I have 2 dataframes that contain 3 account indictors per account number. The account numbers are like for like in the column labelled "account". I am trying to modify dataframe 2 so it matches dataframe 1 in terms of having the same NaN values for each column.
Dataframe 1:
import pandas as pd
import numpy as np
df = pd.DataFrame([[1234567890,1,np.nan,'G'],
[7854567890,np.nan,100,np.nan],
[7854567899,np.nan,np.nan,np.nan],
[7854567893,np.nan,100,np.nan],
[7854567893,np.nan,np.nan,np.nan],
[9632587415,np.nan,np.nan,'B']],
columns = ['account','ind_1','ind_2','ind_3'])
df
Output:
account ind_1 ind_2 ind_3
0 1234567890 1.0 NaN G
1 7854567890 NaN 100.0 NaN
2 7854567899 NaN NaN NaN
3 7854567893 NaN 100.0 NaN
4 7854567893 NaN NaN NaN
5 9632587415 NaN NaN B
Dataframe 2:
df2 = pd.DataFrame([[1234567890,5,np.nan,'GG'],
[7854567890,1,106,np.nan],
[7854567899,np.nan,100,'N'],
[7854567893,np.nan,100,np.nan],
[7854567893,np.nan,np.nan,np.nan],
[9632587415,3,np.nan,'B']],
columns = ['account','ind_1','ind_2','ind_3'])
df2
Output:
account ind_1 ind_2 ind_3
0 1234567890 5.0 NaN GG
1 7854567890 1.0 106.0 NaN
2 7854567899 NaN 100.0 N
3 7854567893 NaN 100.0 NaN
4 7854567893 NaN NaN NaN
5 9632587415 3.0 NaN B
Problem: I need to change dataframe 2 so that it is matching the same NaN values in dataframe 1.

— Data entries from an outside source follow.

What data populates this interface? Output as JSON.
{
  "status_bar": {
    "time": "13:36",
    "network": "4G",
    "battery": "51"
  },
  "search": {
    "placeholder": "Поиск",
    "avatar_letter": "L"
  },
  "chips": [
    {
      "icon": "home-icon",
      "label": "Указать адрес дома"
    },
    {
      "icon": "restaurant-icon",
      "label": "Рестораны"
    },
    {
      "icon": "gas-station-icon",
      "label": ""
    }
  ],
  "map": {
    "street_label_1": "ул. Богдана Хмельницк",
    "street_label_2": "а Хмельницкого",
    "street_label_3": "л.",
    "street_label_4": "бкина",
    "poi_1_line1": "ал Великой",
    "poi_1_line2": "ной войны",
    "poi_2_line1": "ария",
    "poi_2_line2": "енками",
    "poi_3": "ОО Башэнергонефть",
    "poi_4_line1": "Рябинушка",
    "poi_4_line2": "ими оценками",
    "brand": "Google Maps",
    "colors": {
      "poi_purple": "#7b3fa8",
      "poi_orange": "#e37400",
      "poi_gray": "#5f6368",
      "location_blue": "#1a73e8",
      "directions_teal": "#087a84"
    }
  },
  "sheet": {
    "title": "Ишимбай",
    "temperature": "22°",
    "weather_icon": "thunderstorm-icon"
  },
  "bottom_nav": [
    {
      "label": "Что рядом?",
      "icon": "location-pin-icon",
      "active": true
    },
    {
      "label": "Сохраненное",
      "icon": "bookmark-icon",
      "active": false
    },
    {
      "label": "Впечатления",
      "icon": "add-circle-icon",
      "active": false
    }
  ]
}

For example: Column ind_1 has values in index 0, 1 and 5 in df2, whereas in df1 it only has values in index 0. I need to replace the values in index 1 and 5 in df2 with NaNs to match the same number of Nans in df1. Same logic to applied to the other 2 columns.
Expected outcome:
account ind_1 ind_2 ind_3
0 1234567890 5.0 NaN GG
1 7854567890 NaN 106.0 NaN
2 7854567899 NaN NaN NaN
3 7854567893 NaN 100.0 NaN
4 7854567893 NaN NaN NaN
5 9632587415 NaN NaN B
Is there any easy way to achieve this?
Thanks in advance Alan
CodePudding user response:
Try this
df2[~df.isna()]
df.isna()
check where df has nan value and create a mask
then slice df2 with the mask.
CodePudding user response:
You return a DataFrame with True
values where there are NaN
values in your first dataframe using df.isna()
. You can use this as a Boolean mask to set the correct cells to NaN
in your second DataFrame:
df2[df.isna()] = None
Be careful: I assume that you also need to take care that these NaNs will be associated with rows with the same value for account
. This solution does not ensure that this will happen, i.e. it will assume that the values in account
column are exactly int he same order in both dataframes.